Final answer:
To find how many grams of Fe2O3 are formed from 42.24 g of Fe, one must perform stoichiometric calculations. The mass of iron is converted to moles, which are then used to find the moles of Fe2O3. These moles are converted to grams, yielding an answer of approximately 60.36 g, which corresponds with option A) 60.39 g.
Step-by-step explanation:
To determine how many grams of Fe2O3 are formed when 42.24 g of Fe reacts completely with oxygen, it is necessary to use stoichiometric calculations based on the balanced chemical equation. The balanced equation for the formation of iron(III) oxide from iron and oxygen is: 4Fe + 3O2 → 2Fe2O3.

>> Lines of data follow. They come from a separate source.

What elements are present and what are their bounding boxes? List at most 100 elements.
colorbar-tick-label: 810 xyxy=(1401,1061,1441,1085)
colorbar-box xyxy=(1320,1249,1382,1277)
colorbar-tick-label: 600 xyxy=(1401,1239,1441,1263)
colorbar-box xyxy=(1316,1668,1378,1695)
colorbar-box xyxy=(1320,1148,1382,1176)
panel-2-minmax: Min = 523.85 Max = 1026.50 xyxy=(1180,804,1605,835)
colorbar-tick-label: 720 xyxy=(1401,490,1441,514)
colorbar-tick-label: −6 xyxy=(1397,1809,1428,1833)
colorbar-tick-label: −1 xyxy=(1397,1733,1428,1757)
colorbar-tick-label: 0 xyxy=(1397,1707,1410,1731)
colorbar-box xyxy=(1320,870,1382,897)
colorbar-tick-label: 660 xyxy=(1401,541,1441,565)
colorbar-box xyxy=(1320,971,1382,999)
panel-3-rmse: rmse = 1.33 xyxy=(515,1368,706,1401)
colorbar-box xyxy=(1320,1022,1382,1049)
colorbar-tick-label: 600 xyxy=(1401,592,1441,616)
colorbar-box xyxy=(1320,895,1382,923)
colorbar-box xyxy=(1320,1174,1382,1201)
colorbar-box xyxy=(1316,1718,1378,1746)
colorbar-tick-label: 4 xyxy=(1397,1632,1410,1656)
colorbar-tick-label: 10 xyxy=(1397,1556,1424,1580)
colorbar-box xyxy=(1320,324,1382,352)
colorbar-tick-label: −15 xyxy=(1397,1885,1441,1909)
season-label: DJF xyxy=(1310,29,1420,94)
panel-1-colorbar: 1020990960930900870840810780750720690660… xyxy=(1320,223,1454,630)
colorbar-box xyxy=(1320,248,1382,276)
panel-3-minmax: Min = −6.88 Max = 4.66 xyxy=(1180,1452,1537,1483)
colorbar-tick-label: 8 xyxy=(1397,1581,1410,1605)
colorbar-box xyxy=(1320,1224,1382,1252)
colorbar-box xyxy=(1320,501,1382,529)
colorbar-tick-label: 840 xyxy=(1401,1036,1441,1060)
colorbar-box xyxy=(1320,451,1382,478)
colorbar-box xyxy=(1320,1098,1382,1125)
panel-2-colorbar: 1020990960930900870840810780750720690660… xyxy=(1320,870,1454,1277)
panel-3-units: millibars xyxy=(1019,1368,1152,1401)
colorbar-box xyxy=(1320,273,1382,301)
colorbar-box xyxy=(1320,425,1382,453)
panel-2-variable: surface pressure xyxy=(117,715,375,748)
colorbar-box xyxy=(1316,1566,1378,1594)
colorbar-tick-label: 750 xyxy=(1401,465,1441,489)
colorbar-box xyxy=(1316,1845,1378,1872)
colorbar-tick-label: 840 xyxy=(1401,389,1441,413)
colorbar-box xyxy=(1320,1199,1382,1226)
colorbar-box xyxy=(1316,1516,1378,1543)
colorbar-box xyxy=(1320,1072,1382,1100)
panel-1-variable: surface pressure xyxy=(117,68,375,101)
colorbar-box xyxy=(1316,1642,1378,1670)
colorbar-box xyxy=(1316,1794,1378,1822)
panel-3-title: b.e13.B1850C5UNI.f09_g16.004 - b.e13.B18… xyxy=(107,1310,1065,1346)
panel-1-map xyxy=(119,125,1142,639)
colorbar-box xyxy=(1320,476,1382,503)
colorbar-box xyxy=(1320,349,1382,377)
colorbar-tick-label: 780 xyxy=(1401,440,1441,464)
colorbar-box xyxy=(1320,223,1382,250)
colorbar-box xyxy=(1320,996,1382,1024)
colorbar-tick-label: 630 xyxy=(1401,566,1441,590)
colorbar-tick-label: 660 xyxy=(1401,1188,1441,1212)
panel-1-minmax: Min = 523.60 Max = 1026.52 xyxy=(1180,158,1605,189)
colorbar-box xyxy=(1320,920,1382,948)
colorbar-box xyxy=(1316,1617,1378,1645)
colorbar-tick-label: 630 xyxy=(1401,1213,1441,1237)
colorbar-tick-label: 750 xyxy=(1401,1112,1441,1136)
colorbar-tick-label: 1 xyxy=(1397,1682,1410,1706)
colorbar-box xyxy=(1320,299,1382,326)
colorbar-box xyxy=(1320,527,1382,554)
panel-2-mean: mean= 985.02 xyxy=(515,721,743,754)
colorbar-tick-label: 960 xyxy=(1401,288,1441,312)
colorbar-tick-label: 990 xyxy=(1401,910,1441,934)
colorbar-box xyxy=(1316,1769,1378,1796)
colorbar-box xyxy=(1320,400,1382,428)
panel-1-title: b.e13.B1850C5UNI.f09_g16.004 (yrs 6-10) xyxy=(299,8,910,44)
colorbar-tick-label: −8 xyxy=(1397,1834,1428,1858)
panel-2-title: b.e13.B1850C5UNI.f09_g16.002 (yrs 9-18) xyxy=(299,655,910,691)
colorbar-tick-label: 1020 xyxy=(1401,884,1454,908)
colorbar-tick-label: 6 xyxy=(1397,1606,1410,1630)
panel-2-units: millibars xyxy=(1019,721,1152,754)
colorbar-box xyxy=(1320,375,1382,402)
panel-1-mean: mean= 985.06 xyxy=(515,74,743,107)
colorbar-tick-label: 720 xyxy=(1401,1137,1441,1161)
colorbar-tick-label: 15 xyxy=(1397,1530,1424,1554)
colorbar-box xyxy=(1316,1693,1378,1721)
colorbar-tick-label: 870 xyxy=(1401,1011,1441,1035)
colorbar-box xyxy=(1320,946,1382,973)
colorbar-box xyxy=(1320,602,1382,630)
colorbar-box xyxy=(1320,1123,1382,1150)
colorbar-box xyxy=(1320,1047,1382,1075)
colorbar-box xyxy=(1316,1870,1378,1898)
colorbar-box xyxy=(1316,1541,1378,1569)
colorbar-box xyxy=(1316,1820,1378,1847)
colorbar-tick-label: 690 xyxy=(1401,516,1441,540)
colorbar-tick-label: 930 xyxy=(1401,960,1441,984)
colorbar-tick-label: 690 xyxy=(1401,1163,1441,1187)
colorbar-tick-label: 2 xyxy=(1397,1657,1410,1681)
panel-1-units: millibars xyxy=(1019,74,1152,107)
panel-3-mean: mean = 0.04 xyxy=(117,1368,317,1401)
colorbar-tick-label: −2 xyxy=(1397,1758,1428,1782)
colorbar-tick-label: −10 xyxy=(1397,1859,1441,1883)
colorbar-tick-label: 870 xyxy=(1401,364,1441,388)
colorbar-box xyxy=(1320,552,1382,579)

First, we convert the given mass of iron to moles using the molar mass of iron (55.85 g/mol). Then, we use the stoichiometric ratios from the equation to find the moles of Fe2O3 that can be formed. Finally, we convert moles of Fe2O3 to grams using its molar mass (159.69 g/mol). Following these steps, the calculation is as follows:
Mass of Fe = 42.24 g
Molar mass of Fe = 55.85 g/mol
Moles of Fe = 42.24 g ÷ 55.85 g/mol = 0.756 mol of Fe
Now, using the mole ratio of Fe to Fe2O3 from the balanced equation, which is 4:2 or 2:1, we find:
Moles of Fe2O3 = 0.756 mol Fe × (1 mol Fe2O3/2 mol Fe) = 0.378 mol of Fe2O3
Finally, we use the molar mass of Fe2O3 to find the mass:
Mass of Fe2O3 = 0.378 mol × 159.69 g/mol = 60.36 g (rounded to three significant figures)
The answer to how many grams of Fe2O3 are formed is approximately 60.36 g which corresponds to option A) 60.39 g.